Much as Virginia Woolf once insisted that “a woman must have money and a room of her own if she is to write fiction,” I believe that many women crave a dress of their own. These are the women — myself included — who read Wharton’s The Age of Innocence and drooled as young brides went to Paris and returned home with trunks filled with dresses tailored to their specifications. It is this desire that drives women to spend an average of about $1,800 on a wedding dress and get it fitted perfectly, or to spend days shopping for the perfect prom dress, the perfect New Year’s dress… you get the gist.
How is it, then, that couture — the backbone on which these fashion impulses rest — seems to be nearing its demise? The definition of haute couture itself is protected by law in France (only in France) and, as of early 2007, only ten fashion houses in Paris actually practice the art. People constantly confuse haute couture with prêt-a-porter (ready-to-wear). Indeed, to my shock and horror, as I was telling the daughter of a friend that I’d been poring through the couture collections in Paris and she said, “Oh, I love Juicy Couture,” I practically pulled a Heston and screamed “Damn you all to hell!”
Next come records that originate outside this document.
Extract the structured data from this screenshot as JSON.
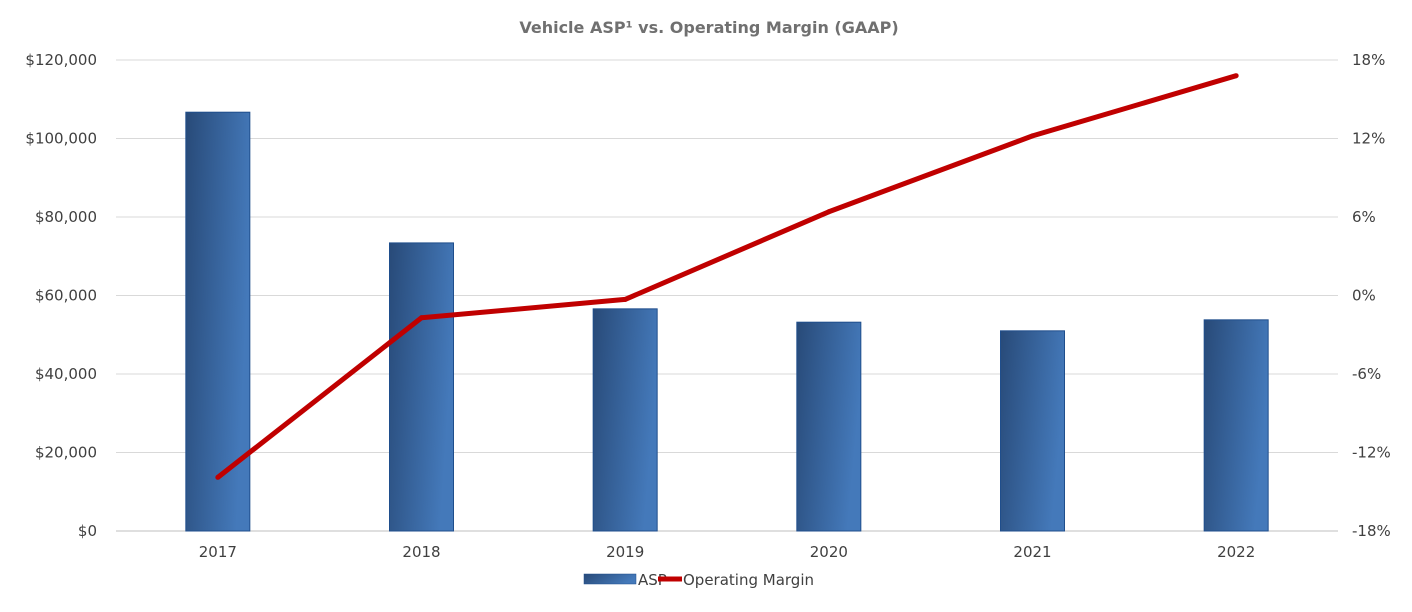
{
  "chart_data": {
    "type": "bar+line",
    "title": "Vehicle ASP¹ vs. Operating Margin (GAAP)",
    "categories": [
      "2017",
      "2018",
      "2019",
      "2020",
      "2021",
      "2022"
    ],
    "series": [
      {
        "name": "ASP",
        "type": "bar",
        "axis": "left",
        "color": "#3a68a3",
        "values": [
          106700,
          73400,
          56600,
          53200,
          51000,
          53800
        ]
      },
      {
        "name": "Operating Margin",
        "type": "line",
        "axis": "right",
        "color": "#c00000",
        "values": [
          -13.9,
          -1.7,
          -0.3,
          6.4,
          12.2,
          16.8
        ]
      }
    ],
    "y_left": {
      "ylim": [
        0,
        120000
      ],
      "ticks": [
        "$0",
        "$20,000",
        "$40,000",
        "$60,000",
        "$80,000",
        "$100,000",
        "$120,000"
      ]
    },
    "y_right": {
      "ylim": [
        -18,
        18
      ],
      "ticks": [
        "-18%",
        "-12%",
        "-6%",
        "0%",
        "6%",
        "12%",
        "18%"
      ]
    },
    "grid": true,
    "legend": "bottom-center"
  }
}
It was with one eye on their notebooks and one eye on the decline of couture that the fashion community marched to Orangerie at Versailles for Dior’s 60th Anniversary Collection. Despite the fact the collection brought Gisele, Linda, Shalom, Helena and Amber to the runway, even Sarah Mower of Vogue was quick to remark that the collection had an “elegiac” note to it, as John Galliano tightened the reins on his usual over-the-top theatrics and favored romantic gowns and black suits. Karl Lagerfeld also designed a kind of futuristic funereal chic for Chanel, mixed with Amelia Earhart in sequins. LaCroix evoked a dark, magical gypsy look with a nod to excess, with draped jewels and hair piled high.
Running through these sober strands, however, were the same threads that drew me to fashion in the first place: An art, an architecture with the female form as its muse. Indeed, goddesses and saints were abundant: Christian Lacroix walked a Virgin Mary (complete with massive halo), Chanel evoked a glittering Joan of Arc, Dior created ambassadors and star-crowned queens. Feeling like a goddess as we sashay through life — isn’t that what we all hope fashion will bring us?